I would say that to be successful do not need to do an acquisition, okay? We're not in a situation where defensively we are concerned. The only reason we would do an acquisition is if it can add to the story. So I would say that we continue to be very careful and disciplined about examining the opportunity. But I would not say that the situation where we have to, from a competitive point of view, do an acquisition or we're somehow going to be in a weaker position.
Bill Lerner - Analyst
Thanks, Tom.
Tom Tiller - President, CEO, Director
Lisa, we have time for maybe one more question.
Operator
Your next question comes from Joe Hovorka.
Joe Hovorka - Analyst
Thanks. Actually, two quick questions. First, on the foreign currency issue again. If you didn't have the foreign currency benefits, would you still have shown gross margin improvement in the quarter?
Mike Malone - CFO, Vice President of Finance, Secretary
Joe, I would rather not give any specifics on affects. I think I've made the comments qualitatively and I would like to leave it at that.
Joe Hovorka - Analyst
Okay. And could you give the cash warranty claims and the amount accrued in the P&L for third quarter this year and the third quarter last year?
Mike Malone - CFO, Vice President of Finance, Secretary
Sure. As you have noted in our 10-Q filing, each quarter of this year we are putting details in for the warranty reserve. As we have talked about, the warranty reserve is seasonal. It kind of bounces around throughout the year. It's typical for the warranty reserve to increase in the third quarter of each year, and that's the case again this year.
Our warranty reserve at the beginning of the quarter was about $26m. We added about $9m of provision or expense during the quarter and had claims of about $6m during the quarter. So our ending reserve is a little bit over $29m for the third quarter of this year.
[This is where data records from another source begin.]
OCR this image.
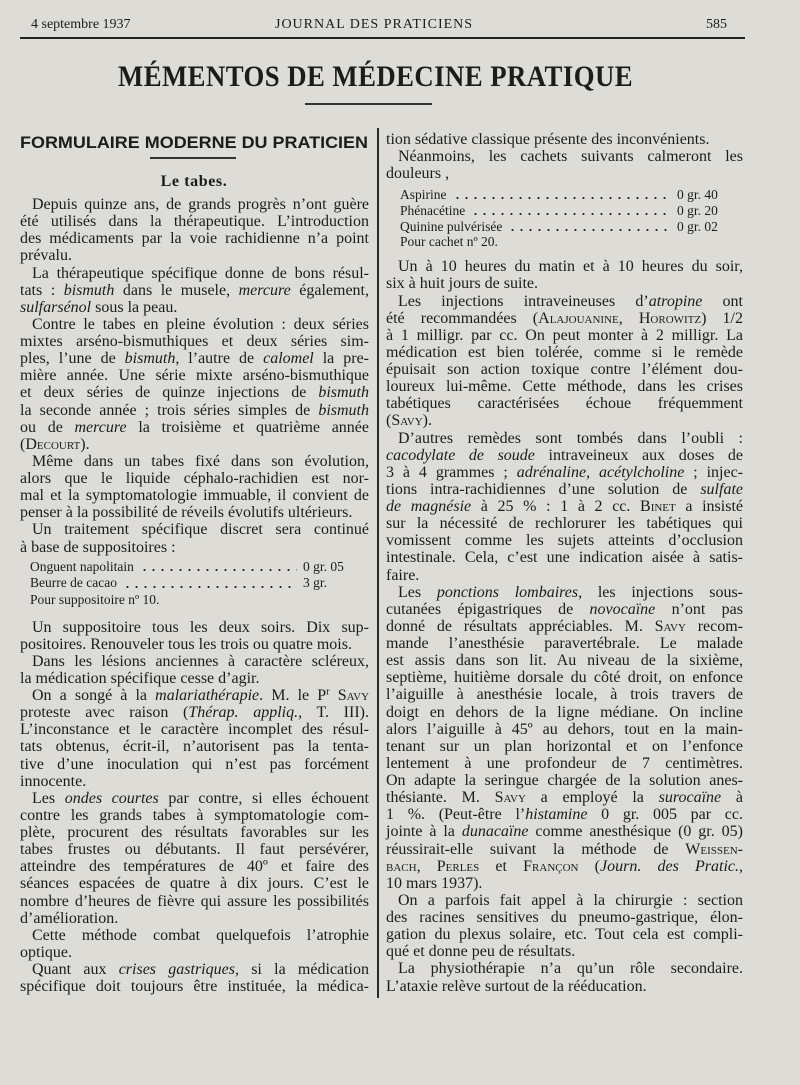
4 septembre 1937	JOURNAL DES PRATICIENS	585
MÉMENTOS DE MÉDECINE PRATIQUE
FORMULAIRE MODERNE DU PRATICIEN
Le tabes.
Depuis quinze ans, de grands progrès n’ont guère
été utilisés dans la thérapeutique. L’introduction
des médicaments par la voie rachidienne n’a point
prévalu.
La thérapeutique spécifique donne de bons résul-
tats : bismuth dans le musele, mercure également,
sulfarsénol sous la peau.
Contre le tabes en pleine évolution : deux séries
mixtes arséno-bismuthiques et deux séries sim-
ples, l’une de bismuth, l’autre de calomel la pre-
mière année. Une série mixte arséno-bismuthique
et deux séries de quinze injections de bismuth
la seconde année ; trois séries simples de bismuth
ou de mercure la troisième et quatrième année
(Decourt).
Même dans un tabes fixé dans son évolution,
alors que le liquide céphalo-rachidien est nor-
mal et la symptomatologie immuable, il convient de
penser à la possibilité de réveils évolutifs ultérieurs.
Un traitement spécifique discret sera continué
à base de suppositoires :
Onguent napolitain	0 gr. 05
Beurre de cacao	3 gr.
Pour suppositoire nº 10.
Un suppositoire tous les deux soirs. Dix sup-
positoires. Renouveler tous les trois ou quatre mois.
Dans les lésions anciennes à caractère scléreux,
la médication spécifique cesse d’agir.
On a songé à la malariathérapie. M. le $P^r$ Savy
proteste avec raison (Thérap. appliq., T. III).
L’inconstance et le caractère incomplet des résul-
tats obtenus, écrit-il, n’autorisent pas la tenta-
tive d’une inoculation qui n’est pas forcément
innocente.
Les ondes courtes par contre, si elles échouent
contre les grands tabes à symptomatologie com-
plète, procurent des résultats favorables sur les
tabes frustes ou débutants. Il faut persévérer,
atteindre des températures de 40º et faire des
séances espacées de quatre à dix jours. C’est le
nombre d’heures de fièvre qui assure les possibilités
d’amélioration.
Cette méthode combat quelquefois l’atrophie
optique.
Quant aux crises gastriques, si la médication
spécifique doit toujours être instituée, la médica-
tion sédative classique présente des inconvénients.
Néanmoins, les cachets suivants calmeront les
douleurs ,
Aspirine	0 gr. 40
Phénacétine	0 gr. 20
Quinine pulvérisée	0 gr. 02
Pour cachet nº 20.
Un à 10 heures du matin et à 10 heures du soir,
six à huit jours de suite.
Les injections intraveineuses d’atropine ont
été recommandées (Alajouanine, Horowitz) 1/2
à 1 milligr. par cc. On peut monter à 2 milligr. La
médication est bien tolérée, comme si le remède
épuisait son action toxique contre l’élément dou-
loureux lui-même. Cette méthode, dans les crises
tabétiques caractérisées échoue fréquemment
(Savy).
D’autres remèdes sont tombés dans l’oubli :
cacodylate de soude intraveineux aux doses de
3 à 4 grammes ; adrénaline, acétylcholine ; injec-
tions intra-rachidiennes d’une solution de sulfate
de magnésie à 25 % : 1 à 2 cc. Binet a insisté
sur la nécessité de rechlorurer les tabétiques qui
vomissent comme les sujets atteints d’occlusion
intestinale. Cela, c’est une indication aisée à satis-
faire.
Les ponctions lombaires, les injections sous-
cutanées épigastriques de novocaïne n’ont pas
donné de résultats appréciables. M. Savy recom-
mande l’anesthésie paravertébrale. Le malade
est assis dans son lit. Au niveau de la sixième,
septième, huitième dorsale du côté droit, on enfonce
l’aiguille à anesthésie locale, à trois travers de
doigt en dehors de la ligne médiane. On incline
alors l’aiguille à 45º au dehors, tout en la main-
tenant sur un plan horizontal et on l’enfonce
lentement à une profondeur de 7 centimètres.
On adapte la seringue chargée de la solution anes-
thésiante. M. Savy a employé la surocaïne à
1 %. (Peut-être l’histamine 0 gr. 005 par cc.
jointe à la dunacaïne comme anesthésique (0 gr. 05)
réussirait-elle suivant la méthode de Weissen-
bach, Perles et Françon (Journ. des Pratic.,
10 mars 1937).
On a parfois fait appel à la chirurgie : section
des racines sensitives du pneumo-gastrique, élon-
gation du plexus solaire, etc. Tout cela est compli-
qué et donne peu de résultats.
La physiothérapie n’a qu’un rôle secondaire.
L’ataxie relève surtout de la rééducation.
That compares to a year ago when we started out with $29.5m of reserve at the beginning of the quarter and ended up at $31.5m at the end the quarter.
Joe Hovorka - Analyst
Thank you.
Tom Tiller - President, CEO, Director
Joe, I would just maybe tack one comment on the foreign currency question that you asked.
I think that foreign currency changes are an important but uncontrollable factor that affects our business. There are lots of important and uncontrollable factors that affect our business. Whether we have a terrorist event, whether the country is at war, whether it snows or not, whether the economy is good or not. And I think what Polaris has successfully demonstrated over the last 22 years is the ability to deliver ever-improving results in a wide variety of environments. So I think that foreign currency is an important uncontrollable, but certainly there are lots of other ones. Some of those are positive. I mean this year we have had benefits from foreign currency but we've also had some pretty significant negatives -- the war in Iraq, no snowfall, and a pretty sluggish economy in the first of half of the year. So I think that these things tend to balance themselves out over time. We will continue to try to successfully manage the environment in which we operate.
Joe Hovorka - Analyst
Great. Thanks.
Richard Edwards - Director of Investor Relations
Thanks, and that's about all the time we have for today. We want to thank everyone for participating in today's call. Please remember that our presentation and responses to your questions contain certain statements that could be considered forward-looking for the purposes of the Private Securities Reform Act of 1995 and that actual results could differ materially from those projected in any forward-looking statements. Thanks again, and goodbye.
Operator
This concludes today's third-quarter earnings conference call. You may now disconnect.